Several lawsuits challenging the rescheduling process are pending and have been consolidated in a federal appeals court. Plaintiffs include state attorneys general, legalization opponents and a cannabis biopharmaceutical company. Litigation has already affected prior administrative timelines: a Biden-era hearing on rescheduling was paused and later cancelled amid disputes over witness selection and alleged improper communications.

Some policy and operational changes are already in motion. A Congressional Research Service note says certified medical patients from state-licensed dispensaries appear to be authorized to possess medical marijuana without a CSA-compliant prescription under the Acting AG’s order. The Bureau of Alcohol, Tobacco, Firearms and Explosives posted a draft update to the federal gun-purchase form removing explicit reference to medical marijuana and limiting the federal prohibition to recreational use. The Treasury Department and IRS announced plans to issue new tax guidance for the marijuana industry following rescheduling.

The June 29–July 15 hearing will focus on the statutory eight-factor analysis for scheduling decisions, and opponents have narrowed witnesses to experts and law enforcement they say will quantify public health and safety harms and document law-enforcement impacts.
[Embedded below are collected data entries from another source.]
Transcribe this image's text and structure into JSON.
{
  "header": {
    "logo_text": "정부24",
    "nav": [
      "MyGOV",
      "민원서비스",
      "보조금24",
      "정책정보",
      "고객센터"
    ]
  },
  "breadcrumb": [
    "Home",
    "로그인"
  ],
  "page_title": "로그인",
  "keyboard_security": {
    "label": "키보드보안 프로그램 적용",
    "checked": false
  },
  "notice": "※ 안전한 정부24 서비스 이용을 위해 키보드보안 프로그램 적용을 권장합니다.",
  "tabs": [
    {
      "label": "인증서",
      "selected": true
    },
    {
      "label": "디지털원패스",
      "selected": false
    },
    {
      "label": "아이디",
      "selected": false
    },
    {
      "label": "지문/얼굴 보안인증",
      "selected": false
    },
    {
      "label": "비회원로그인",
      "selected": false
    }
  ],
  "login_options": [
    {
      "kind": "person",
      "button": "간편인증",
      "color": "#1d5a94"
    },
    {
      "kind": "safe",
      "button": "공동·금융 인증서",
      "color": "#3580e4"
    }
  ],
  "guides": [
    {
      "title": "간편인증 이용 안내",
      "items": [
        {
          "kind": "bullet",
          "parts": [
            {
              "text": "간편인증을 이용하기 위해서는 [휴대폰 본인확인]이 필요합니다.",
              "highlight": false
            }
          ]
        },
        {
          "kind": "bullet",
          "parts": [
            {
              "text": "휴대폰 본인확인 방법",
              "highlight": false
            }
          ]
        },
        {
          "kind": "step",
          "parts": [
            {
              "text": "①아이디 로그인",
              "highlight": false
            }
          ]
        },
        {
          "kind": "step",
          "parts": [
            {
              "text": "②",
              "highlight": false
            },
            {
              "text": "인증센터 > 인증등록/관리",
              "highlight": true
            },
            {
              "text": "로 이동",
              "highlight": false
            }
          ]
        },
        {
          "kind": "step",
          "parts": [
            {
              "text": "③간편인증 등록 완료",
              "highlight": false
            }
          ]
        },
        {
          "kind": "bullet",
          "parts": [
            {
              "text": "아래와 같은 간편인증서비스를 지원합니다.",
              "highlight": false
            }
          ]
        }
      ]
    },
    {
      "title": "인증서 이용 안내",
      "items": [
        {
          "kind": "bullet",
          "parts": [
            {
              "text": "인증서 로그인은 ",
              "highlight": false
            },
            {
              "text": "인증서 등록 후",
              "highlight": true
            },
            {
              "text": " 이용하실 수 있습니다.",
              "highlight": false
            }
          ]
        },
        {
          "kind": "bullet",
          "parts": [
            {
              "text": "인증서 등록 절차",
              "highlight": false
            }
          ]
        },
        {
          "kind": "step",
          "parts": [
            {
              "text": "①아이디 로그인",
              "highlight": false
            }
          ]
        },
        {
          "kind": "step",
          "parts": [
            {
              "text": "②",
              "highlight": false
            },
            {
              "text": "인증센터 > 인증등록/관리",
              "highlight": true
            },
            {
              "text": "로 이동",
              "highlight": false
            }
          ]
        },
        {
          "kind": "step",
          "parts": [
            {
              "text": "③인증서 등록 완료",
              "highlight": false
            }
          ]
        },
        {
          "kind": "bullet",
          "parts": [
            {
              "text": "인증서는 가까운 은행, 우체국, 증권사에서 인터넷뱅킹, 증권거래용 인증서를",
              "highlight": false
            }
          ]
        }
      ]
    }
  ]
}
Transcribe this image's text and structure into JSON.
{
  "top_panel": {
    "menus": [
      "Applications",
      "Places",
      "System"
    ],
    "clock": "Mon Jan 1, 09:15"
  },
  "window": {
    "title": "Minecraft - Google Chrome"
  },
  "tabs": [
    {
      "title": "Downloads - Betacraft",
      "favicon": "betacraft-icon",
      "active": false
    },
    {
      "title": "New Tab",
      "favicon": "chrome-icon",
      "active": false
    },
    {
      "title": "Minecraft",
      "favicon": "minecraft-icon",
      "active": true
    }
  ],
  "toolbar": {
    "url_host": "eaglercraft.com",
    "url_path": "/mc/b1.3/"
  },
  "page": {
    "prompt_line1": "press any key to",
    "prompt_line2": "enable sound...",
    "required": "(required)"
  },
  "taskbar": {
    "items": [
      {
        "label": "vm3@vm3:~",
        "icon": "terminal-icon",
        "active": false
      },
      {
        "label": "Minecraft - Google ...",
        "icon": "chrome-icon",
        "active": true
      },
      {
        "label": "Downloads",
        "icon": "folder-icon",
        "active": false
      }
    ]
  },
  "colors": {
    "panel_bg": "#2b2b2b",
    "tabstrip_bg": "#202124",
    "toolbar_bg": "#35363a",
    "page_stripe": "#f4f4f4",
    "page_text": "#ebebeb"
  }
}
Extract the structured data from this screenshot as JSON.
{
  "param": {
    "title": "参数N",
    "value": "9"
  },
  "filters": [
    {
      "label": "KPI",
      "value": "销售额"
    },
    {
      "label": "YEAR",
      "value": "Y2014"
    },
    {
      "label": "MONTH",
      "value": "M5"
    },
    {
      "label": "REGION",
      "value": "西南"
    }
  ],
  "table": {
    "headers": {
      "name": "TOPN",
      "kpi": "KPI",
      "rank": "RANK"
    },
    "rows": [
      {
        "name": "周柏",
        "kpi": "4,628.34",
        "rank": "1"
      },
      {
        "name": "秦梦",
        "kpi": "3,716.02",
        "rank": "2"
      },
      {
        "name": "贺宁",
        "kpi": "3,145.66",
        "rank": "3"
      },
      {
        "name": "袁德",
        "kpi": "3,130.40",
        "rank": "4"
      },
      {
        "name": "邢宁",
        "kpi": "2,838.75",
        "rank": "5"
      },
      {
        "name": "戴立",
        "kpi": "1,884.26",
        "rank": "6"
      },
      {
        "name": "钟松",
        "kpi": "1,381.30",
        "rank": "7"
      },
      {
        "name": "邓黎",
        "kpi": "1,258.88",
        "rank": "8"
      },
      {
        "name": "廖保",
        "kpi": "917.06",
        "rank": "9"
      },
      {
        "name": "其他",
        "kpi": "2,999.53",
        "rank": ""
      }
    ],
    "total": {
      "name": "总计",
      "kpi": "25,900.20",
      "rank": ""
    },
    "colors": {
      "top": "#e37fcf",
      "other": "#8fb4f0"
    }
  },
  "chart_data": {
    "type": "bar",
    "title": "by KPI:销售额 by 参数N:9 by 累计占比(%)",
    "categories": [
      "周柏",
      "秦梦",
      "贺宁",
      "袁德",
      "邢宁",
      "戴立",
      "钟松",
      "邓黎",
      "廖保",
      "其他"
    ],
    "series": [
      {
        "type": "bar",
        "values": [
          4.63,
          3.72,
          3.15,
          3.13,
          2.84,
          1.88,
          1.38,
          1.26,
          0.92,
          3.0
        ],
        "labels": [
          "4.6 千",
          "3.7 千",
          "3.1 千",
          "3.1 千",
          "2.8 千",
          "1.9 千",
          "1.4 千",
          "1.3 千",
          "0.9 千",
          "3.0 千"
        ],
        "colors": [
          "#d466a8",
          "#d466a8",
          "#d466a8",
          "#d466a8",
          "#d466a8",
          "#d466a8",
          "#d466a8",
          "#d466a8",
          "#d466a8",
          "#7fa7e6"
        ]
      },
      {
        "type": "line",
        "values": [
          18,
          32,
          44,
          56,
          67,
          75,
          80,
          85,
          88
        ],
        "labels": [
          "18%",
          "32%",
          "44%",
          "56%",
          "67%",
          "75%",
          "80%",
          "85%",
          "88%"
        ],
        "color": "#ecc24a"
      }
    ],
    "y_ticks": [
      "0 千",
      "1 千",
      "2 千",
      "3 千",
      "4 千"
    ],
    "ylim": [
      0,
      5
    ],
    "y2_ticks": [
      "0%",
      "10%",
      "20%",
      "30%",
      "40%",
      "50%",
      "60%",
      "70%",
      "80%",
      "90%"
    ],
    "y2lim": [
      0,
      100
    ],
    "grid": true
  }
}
Supporters of rescheduling and reform advocates have raised procedural objections to their exclusion and to the decision not to livestream the proceeding.

For observers, the immediate stakes are procedural transparency and the evidentiary record established during the hearing. For regulated entities and federal agencies, the outcome could change enforcement priorities, tax rules and federal forms; for patients, the Acting AG’s April order already alters possession and medical access under federal law for state-licensed programs. The administrative law judge has set strict timelines for filings and testimony; the hearing must conclude no later than July 15.